CONSAPEVOLI DELLA LORO INSOSTENIBILITÀ ma incapaci di allontanarsi dai modelli monocolturali intensivi cercano soccorso nella diffusione dell’agricoltura di precisione, che tra droni e satelliti, dovrebbe portare al risparmio delle risorse e, tra queste, del lavoro umano sostituito in gran parte da robot. Una nuova agricoltura, possibile nei sistemi semplificati della monocoltura ma che contrasterebbero, nel paese delle cento agricolture e in epoca di globalizzazione e di omologazione, con la diversità dei paesaggi arborei, della natura e della storia che li sottendono. Questa invece rimane la grande opportunità.
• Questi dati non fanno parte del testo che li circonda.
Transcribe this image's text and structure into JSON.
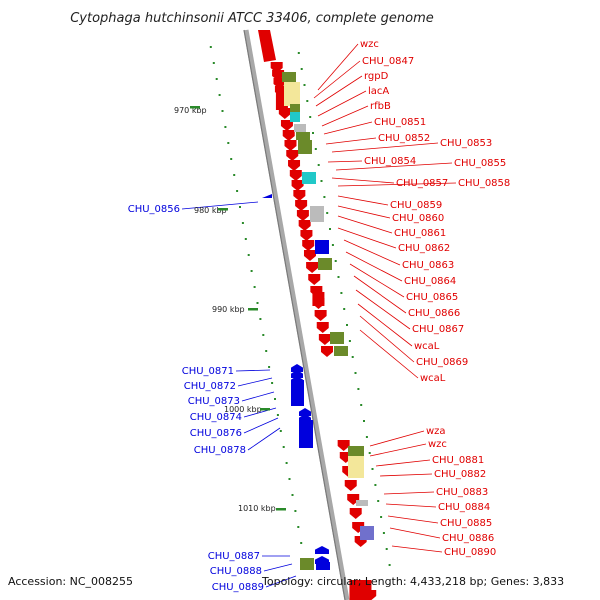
{
  "title": "Cytophaga hutchinsonii ATCC 33406, complete genome",
  "footer": {
    "accession": "Accession: NC_008255",
    "summary": "Topology: circular; Length: 4,433,218 bp; Genes: 3,833"
  },
  "colors": {
    "forward": "#e00000",
    "reverse": "#0000dd",
    "axis": "#888888",
    "ticks": "#2a8a2a",
    "olive": "#6b8a2a",
    "yellow": "#f3e79a",
    "cyan": "#21c8c8",
    "gray": "#bbbbbb",
    "purple": "#7070cc"
  },
  "ticks": [
    "970 kbp",
    "980 kbp",
    "990 kbp",
    "1000 kbp",
    "1010 kbp"
  ],
  "labels_right": [
    "wzc",
    "CHU_0847",
    "rgpD",
    "lacA",
    "rfbB",
    "CHU_0851",
    "CHU_0852",
    "CHU_0853",
    "CHU_0854",
    "CHU_0855",
    "CHU_0857",
    "CHU_0858",
    "CHU_0859",
    "CHU_0860",
    "CHU_0861",
    "CHU_0862",
    "CHU_0863",
    "CHU_0864",
    "CHU_0865",
    "CHU_0866",
    "CHU_0867",
    "wcaL",
    "CHU_0869",
    "wcaL",
    "wza",
    "wzc",
    "CHU_0881",
    "CHU_0882",
    "CHU_0883",
    "CHU_0884",
    "CHU_0885",
    "CHU_0886",
    "CHU_0890"
  ],
  "labels_left": [
    "CHU_0856",
    "CHU_0871",
    "CHU_0872",
    "CHU_0873",
    "CHU_0874",
    "CHU_0876",
    "CHU_0878",
    "CHU_0887",
    "CHU_0888",
    "CHU_0889"
  ]
}
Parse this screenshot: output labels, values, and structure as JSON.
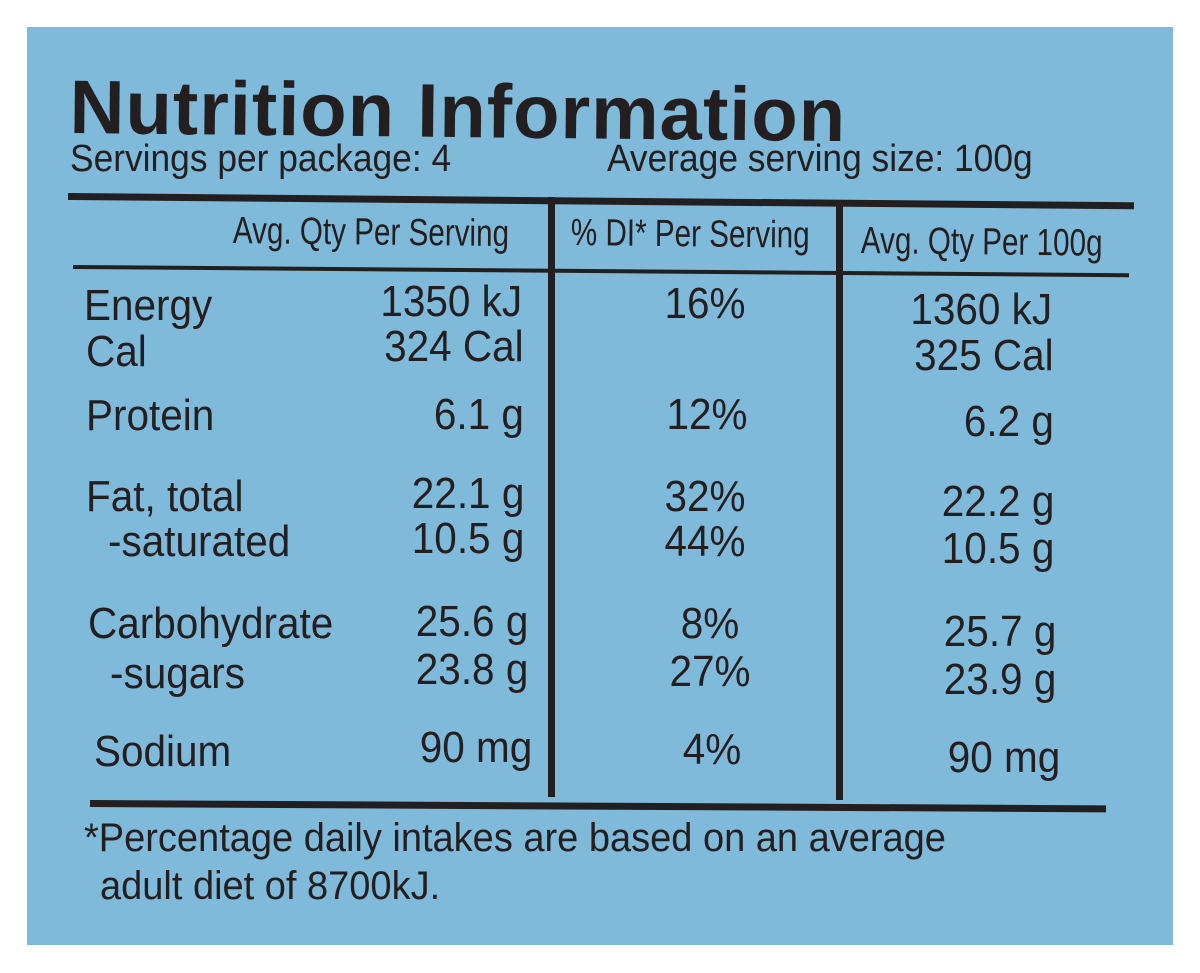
{
  "title": "Nutrition Information",
  "servings_per_package": "Servings per package: 4",
  "average_serving_size": "Average serving size: 100g",
  "columns": {
    "per_serving": "Avg. Qty Per Serving",
    "di_per_serving": "% DI* Per Serving",
    "per_100g": "Avg. Qty Per 100g"
  },
  "rows": [
    {
      "label": "Energy",
      "per_serving": "1350 kJ",
      "di": "16%",
      "per_100g": "1360 kJ"
    },
    {
      "label": "Cal",
      "per_serving": "324 Cal",
      "di": "",
      "per_100g": "325 Cal"
    },
    {
      "label": "Protein",
      "per_serving": "6.1 g",
      "di": "12%",
      "per_100g": "6.2 g"
    },
    {
      "label": "Fat, total",
      "per_serving": "22.1 g",
      "di": "32%",
      "per_100g": "22.2 g"
    },
    {
      "label": "-saturated",
      "per_serving": "10.5 g",
      "di": "44%",
      "per_100g": "10.5 g"
    },
    {
      "label": "Carbohydrate",
      "per_serving": "25.6 g",
      "di": "8%",
      "per_100g": "25.7 g"
    },
    {
      "label": "-sugars",
      "per_serving": "23.8 g",
      "di": "27%",
      "per_100g": "23.9 g"
    },
    {
      "label": "Sodium",
      "per_serving": "90 mg",
      "di": "4%",
      "per_100g": "90 mg"
    }
  ],
  "footnote": {
    "line1": "*Percentage daily intakes are based on an average",
    "line2": "adult diet of 8700kJ."
  },
  "colors": {
    "background": "#7fbada",
    "ink": "#231f20"
  }
}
Si manifesta attraverso produzioni legate alla qualità, eccellenti capacità organizzative, numerosi servizi (ambientali, culturali) che costituiscono possibilità di reddito integrativo per le aziende agricole. In questa direzione dovrebbe muoversi l’arboricoltura italiana in considerazione degli attuali squilibri e di quelli, ancora più gravi, derivati dal procedere inarrestabile del climate change, ampliando il proprio ruolo da produttrice di frutti per il mercato alla fornitura di servizi ecosistemici.